Right - The special banner given to 79th Infantry Regiment that defended Gazzasource. This is an American Colony Jerusalem picture of the “Regimental Standard presented to the defenders of Gaza, who repulsed the first British attack, 1917” (LC-DIG-ppmsca-13709-00116) [1] [2], This flag is much larger than the reguar infantry standards. The uniforms of the Sanjakdar (Standard Bearer) attending squad, is of particular interest as these two soldiers are actually wearing German M1910 tunics.



[1] Birinci Dünya Harbinde Türk Harbi IV ncü Cilt 1 nci Kısım Sina-Filistin Cephesi Harbin Başlangıcından İkinci Gazze Muharebesi Sonuna kadar, Ankara 1979, resim.22 (Turkish War During WW1 v.4th,1st part, Sinai-Falestine Front, From beginning of the war to the end of 2nd gazza batttle, pic:22).

[2] From the Turkish Sabancı University, Sakıp Sabancı Museum collection, a fragment of an Ottoman regimental banner dated to the last quarter of the 19th century. The green, silk weave banner is 50 x 164 cm. The writing (including the boarder) in cream-colored silk thread on green fabric contains:

  • The continuation of Verse 77 of the Qur’anic chapter, 'The Women'; and.
  • The whole of Verse 27 of the chapter, 'The Food'.

Some illustrations of the Special Award Standard, from 1876-1908 show these to have been green with yellow embroidery.

Banner Medals

Above - Hanging from the 79th Regiment's banner streamers, are the Imtiyaz Medal in Gold, with 1916 Cross Swords Bar, and the 1915 War Medal.

Right - A photograph of an example of 1915 War Medal and Triumph Ribbon.

1333 (1914) Battle Ribbons

A ‘1333-1332 Battle Streamer’ could be folded midpoint and nailed lengthwise to the banner staff [1].


[1] C. Flaherty (2014) The Ottoman Imperial Army in the First World War: A Handbook of Uniforms (PARTIZAN HISTORICAL 16). Partizan Press.
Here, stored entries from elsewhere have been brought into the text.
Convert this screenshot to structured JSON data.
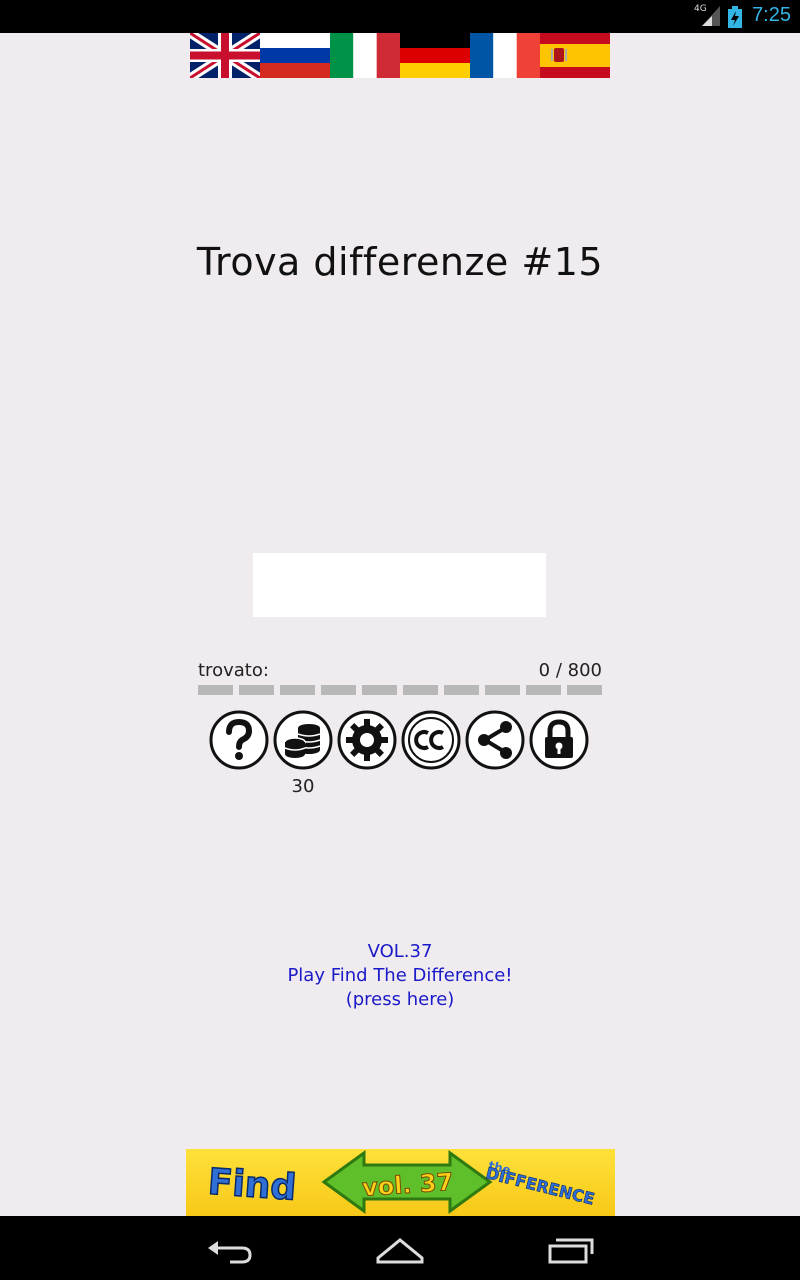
{
  "status_bar": {
    "network": "4G",
    "time": "7:25",
    "accent_color": "#33b5e5"
  },
  "flags": [
    {
      "name": "english",
      "icon": "uk-flag-icon"
    },
    {
      "name": "russian",
      "icon": "russia-flag-icon"
    },
    {
      "name": "italian",
      "icon": "italy-flag-icon"
    },
    {
      "name": "german",
      "icon": "germany-flag-icon"
    },
    {
      "name": "french",
      "icon": "france-flag-icon"
    },
    {
      "name": "spanish",
      "icon": "spain-flag-icon"
    }
  ],
  "title": "Trova differenze #15",
  "progress": {
    "label": "trovato:",
    "count": "0 / 800",
    "found": 0,
    "total": 800,
    "segments": 10,
    "segment_color": "#b8b8b8"
  },
  "toolbar": [
    {
      "name": "help",
      "icon": "question-mark-icon"
    },
    {
      "name": "coins",
      "icon": "coins-icon"
    },
    {
      "name": "settings",
      "icon": "gear-icon"
    },
    {
      "name": "creative-commons",
      "icon": "cc-icon"
    },
    {
      "name": "share",
      "icon": "share-icon"
    },
    {
      "name": "lock",
      "icon": "lock-icon"
    }
  ],
  "coins_count": "30",
  "promo": {
    "line1": "VOL.37",
    "line2": "Play Find The Difference!",
    "line3": "(press here)",
    "color": "#1a1ac8"
  },
  "banner": {
    "word1": "Find",
    "volume": "vol. 37",
    "word2_small": "the",
    "word2": "DIFFERENCE"
  },
  "nav_bar": {
    "buttons": [
      "back-icon",
      "home-icon",
      "recent-apps-icon"
    ]
  }
}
Unidentified WW1 Higher Junior Officers' Rank Insignia Shoulder Boards

(Sanjakdar [Standard Bearer] Ranks)

Right - Dated with the European date - 1915, this picture of a Turkish junior officer, and he appears to have Bascavus Muavini (Assistant Sergeant-Major) - two cross bars on his shoulder boards, with the addition of a thick outside gold cord, added to the edge of the board. As well, he is wearing an Officer's pattern tunic (with six buttons), and full 'branch of service' coloured collar (again indication an officer's rank grade).


Right - This three cross bars on his shoulder boards, which is correct for the Bascavus (Sergeant-Major).
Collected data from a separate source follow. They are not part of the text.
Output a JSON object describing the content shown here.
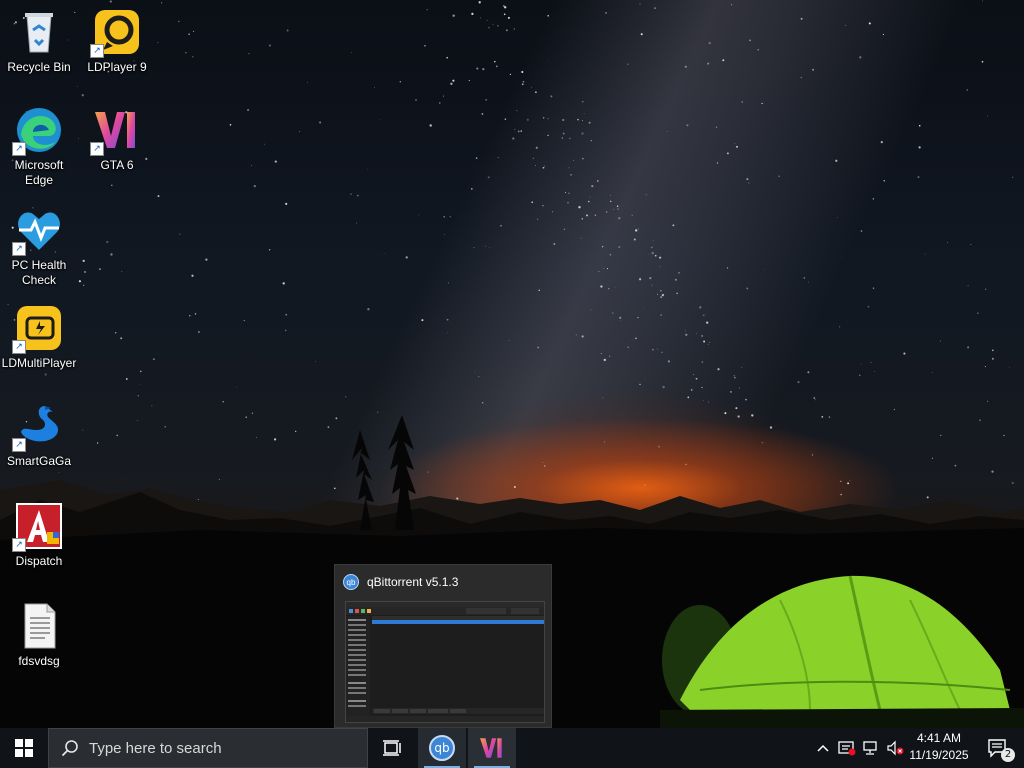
{
  "desktop": {
    "icons": [
      {
        "label": "Recycle Bin"
      },
      {
        "label": "LDPlayer 9"
      },
      {
        "label": "Microsoft Edge"
      },
      {
        "label": "GTA 6"
      },
      {
        "label": "PC Health Check"
      },
      {
        "label": "LDMultiPlayer"
      },
      {
        "label": "SmartGaGa"
      },
      {
        "label": "Dispatch"
      },
      {
        "label": "fdsvdsg"
      }
    ]
  },
  "preview": {
    "title": "qBittorrent v5.1.3",
    "app_icon_text": "qb"
  },
  "taskbar": {
    "search_placeholder": "Type here to search",
    "qb_icon_text": "qb",
    "time": "4:41 AM",
    "date": "11/19/2025",
    "notification_count": "2"
  },
  "colors": {
    "taskbar_bg": "#101418",
    "accent": "#79b0e8"
  }
}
  • However, he has an addition of a thick outside gold cord, added to the edge of the board.
  • As well, he is wearing an Officer's pattern tunic (with six buttons - which a Bascavus can wear).
  • He is wearing an 1909 Officer's Portepee (which is also correct for a Bascavus).
  • However, his 1909 Officer's Portepee should be on a side-arm, not a sword unless he is in the cavalry or the field artillery.
  • Notwithstanding, in this case he is actually armed with an officer's sword, as well as wearing an officer's belt buckle, which were worn by officers - Lieutenant and above only.
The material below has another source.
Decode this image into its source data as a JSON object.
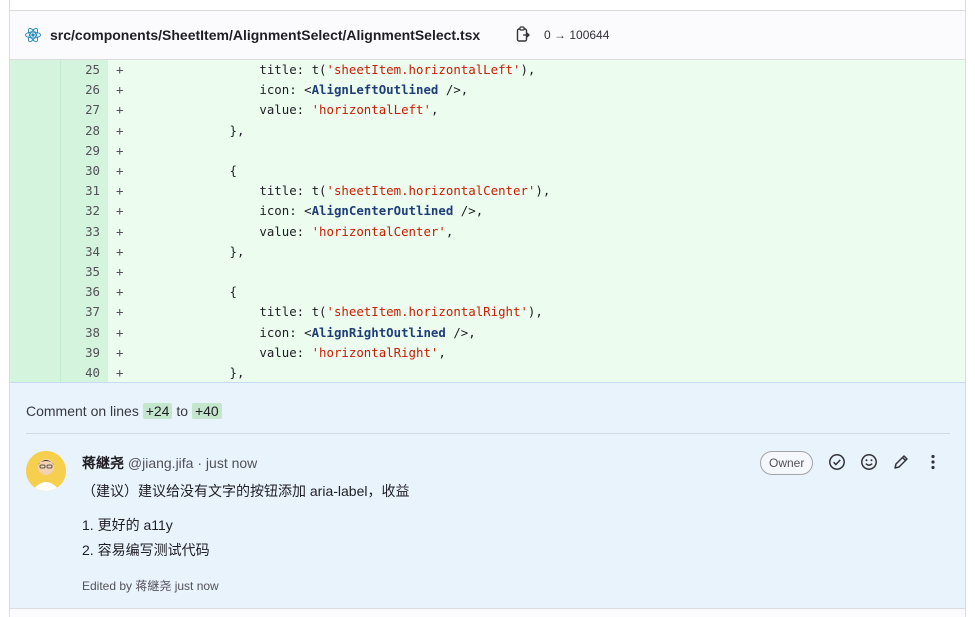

Right - This shoulder board is seen in a WW1 picture published in Tunca Orses. Necmettin Ozcelik. (2007) Dunya Savasi'nda Turk Askeri Kiyafetleri 1914-1918. Militärmuseum, Istanbul: 71. It displays a double thick gold cord outer edge, with a single cross bar.


Right - This board displays a double thick gold cord outer edge, with one wide lace bar across the centre, divided by two central bars of pink/red highlights, representing three gold cross bars (separated by red lines).


Right - Another Ottoman WW1-wartime variation shoulder board with an embroidered gilt wire edge, and gold tape (with red center line) arranged in a hatch-lines pattern.


RIGHT - In the British 1916 Handbook on the Turkish Army (pg. 134), the Sanjakdar, is both listed as an officer (in British terms of reference), and is listed in seniority as below a Regimental Clerk Officer, and above the rank of Sergeant-Major.

RIGHT - The British 1916 Handbook on the Turkish Army (pg. 47), lists the 'Colour Bearer' as a Sergeant-level officer, in a Regiment Staff.